Vladimir: Então, devemos partir?
Estragon: Sim, vamos.
Eles não se movem.
(Esperando Godot)
Num mundo de volatilidade, incerteza, complexibilidade e ambiguidade, elevadas à potência de um vulcão nesta pandemia, onde o mercado financeiro se interessa muito mais por dados do que por diamantes, petróleo ou vidas, o discurso de que direitos trabalhistas são entrave ao desenvolvimento é espalhado como veneno para quem sonha em lucrar com irresponsabilidade social.
É a fake news mais perigosa, divulgada e defendida por quem acha que se alimenta de dados. O maior operador da bolsa também come, bebe, precisa de cuidados de saúde e segurança, precisa de hospitais e escolas, meios de transporte e nada disso surge num passe de mágica.
A automação vai promover transformações importantes na humanidade em diversos setores e o mundo vai ter de se adaptar, mas a cadeia produtiva ainda é e será a base da economia global enquanto tivermos necessidades primordiais a serem satisfeitas como comer, habitar, descansar e locomover.
Ainda que a inteligência artificial crie uma nova realidade, não chegará para todas as pessoas do planeta, ao mesmo tempo. Havendo trabalho, haverá trabalhadores e trabalhadoras! E onde estiverem, precisam existir com dignidade.
Onde a legislação trabalhista realmente torna os trabalhadores capazes de negociar seus direitos em patamar de igualdade com os empregadores, o desenvolvimento acontece e beneficia toda a sociedade, inclusive o mercado de ilusões.
Quando a classe que vive do trabalho tem o mínimo para uma sobrevivência digna, todo o planeta se beneficia com mais saúde, menos violência, mais educação e felicidade, valor este que só pode ser considerado quando as necessidades básicas da coletividade estão atendidas.

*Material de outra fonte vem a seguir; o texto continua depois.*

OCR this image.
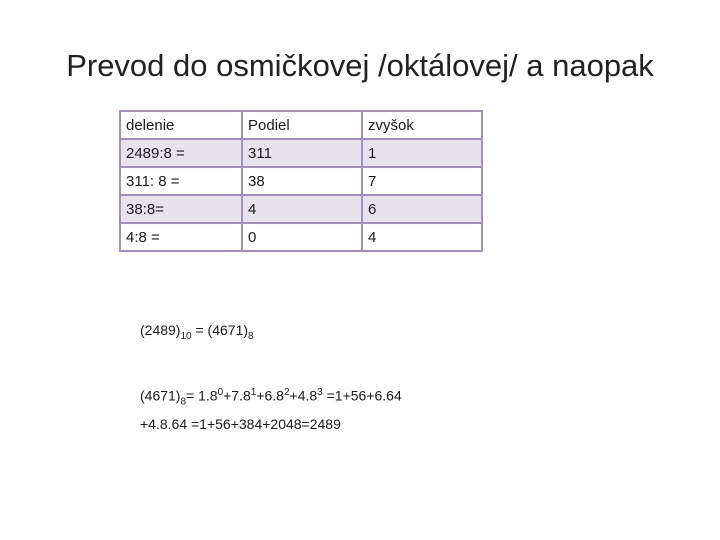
Prevod do osmičkovej /oktálovej/ a naopak
delenie	Podiel	zvyšok
2489:8 =	311	1
311: 8 =	38	7
38:8=	4	6
4:8 =	0	4
$(2489)_{10} = (4671)_8$
$(4671)_8= 1.8^0+7.8^1+6.8^2+4.8^3 =1+56+6.64$
+4.8.64 =1+56+384+2048=2489
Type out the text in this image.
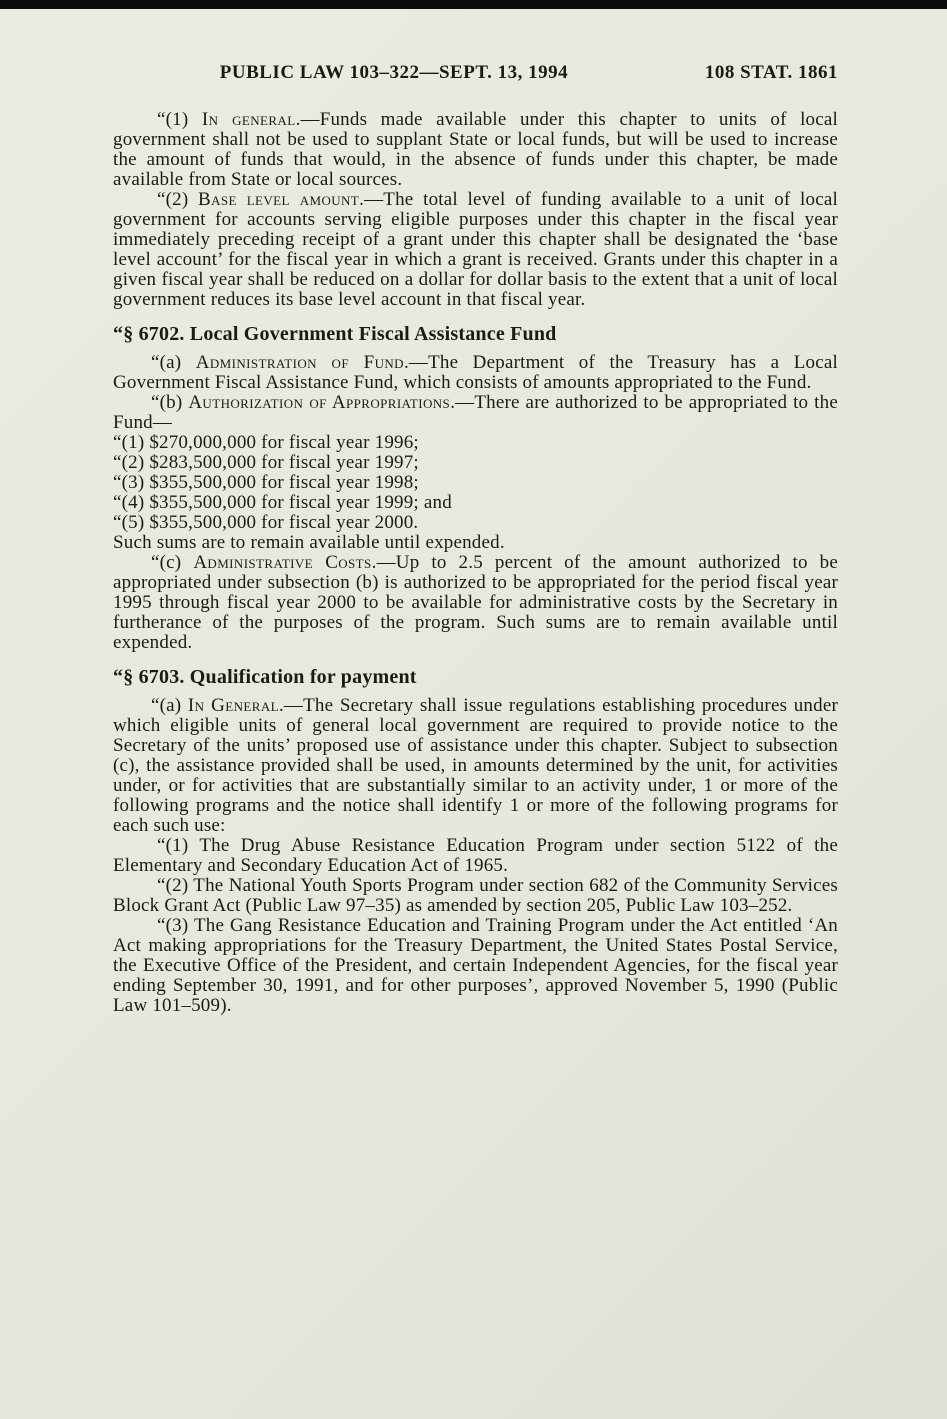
PUBLIC LAW 103–322—SEPT. 13, 1994	108 STAT. 1861

“(1) In general.—Funds made available under this chapter to units of local government shall not be used to supplant State or local funds, but will be used to increase the amount of funds that would, in the absence of funds under this chapter, be made available from State or local sources.

“(2) Base level amount.—The total level of funding available to a unit of local government for accounts serving eligible purposes under this chapter in the fiscal year immediately preceding receipt of a grant under this chapter shall be designated the ‘base level account’ for the fiscal year in which a grant is received. Grants under this chapter in a given fiscal year shall be reduced on a dollar for dollar basis to the extent that a unit of local government reduces its base level account in that fiscal year.

“§ 6702. Local Government Fiscal Assistance Fund

“(a) Administration of Fund.—The Department of the Treasury has a Local Government Fiscal Assistance Fund, which consists of amounts appropriated to the Fund.

“(b) Authorization of Appropriations.—There are authorized to be appropriated to the Fund—

“(1) $270,000,000 for fiscal year 1996;

“(2) $283,500,000 for fiscal year 1997;

“(3) $355,500,000 for fiscal year 1998;

“(4) $355,500,000 for fiscal year 1999; and

“(5) $355,500,000 for fiscal year 2000.

Such sums are to remain available until expended.

“(c) Administrative Costs.—Up to 2.5 percent of the amount authorized to be appropriated under subsection (b) is authorized to be appropriated for the period fiscal year 1995 through fiscal year 2000 to be available for administrative costs by the Secretary in furtherance of the purposes of the program. Such sums are to remain available until expended.

“§ 6703. Qualification for payment

“(a) In General.—The Secretary shall issue regulations establishing procedures under which eligible units of general local government are required to provide notice to the Secretary of the units’ proposed use of assistance under this chapter. Subject to subsection (c), the assistance provided shall be used, in amounts determined by the unit, for activities under, or for activities that are substantially similar to an activity under, 1 or more of the following programs and the notice shall identify 1 or more of the following programs for each such use:

“(1) The Drug Abuse Resistance Education Program under section 5122 of the Elementary and Secondary Education Act of 1965.

“(2) The National Youth Sports Program under section 682 of the Community Services Block Grant Act (Public Law 97–35) as amended by section 205, Public Law 103–252.

“(3) The Gang Resistance Education and Training Program under the Act entitled ‘An Act making appropriations for the Treasury Department, the United States Postal Service, the Executive Office of the President, and certain Independent Agencies, for the fiscal year ending September 30, 1991, and for other purposes’, approved November 5, 1990 (Public Law 101–509).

Vivemos num momento muito difícil, com a pandemia do COVID-19 a nos fazer refletir sobre o que realmente importa. Vamos morrer em larga escala por aqui, sem direção governamental e sem vacinas para todos. Como carro abre alas, os trabalhadores são os primeiros a pagarem a conta, cedendo cada vez mais direitos ao ponto de flertarem com a escravidão...tem sido assim por aqui.
Silêncio absoluto sobre uma política justa de impostos. Os ricos cada vez mais ricos e a escravidão moderna avançando. Os direitos trabalhistas sendo destruídos em orgias estimuladas pelo mercado financeiro e realizadas pelos poderes Legislativo, Executivo e Judiciário. O que não acaba por lei, acaba por “jurisprudência consolidada dos tribunais”, nenhuma delas, nos últimos tempos, favorável aos trabalhadores que fazem o nosso alimento, cuidam das nossas feridas e limpam nossos excrementos.
Quanto mais o direito do trabalho definha, mais o país caminha para o abismo. A culpa não é de quem trabalha. Diante disto fica a reflexão: quem é o real entrave ao desenvolvimento no Brasil?
A resposta está no que fizemos na eleição passada, no atual silêncio cúmplice das instituições representativas e ainda em nossa observação passiva da degradação dos direitos fundamentais, tal qual os personagens de Samuel Beckett, à eterna espera de Godot. Há, porém, soluções que dependem do nosso despertar, basta que a gente se mova, na força de uma antiga máxima, sempre válida: trabalhadores do mundo, uni-vos!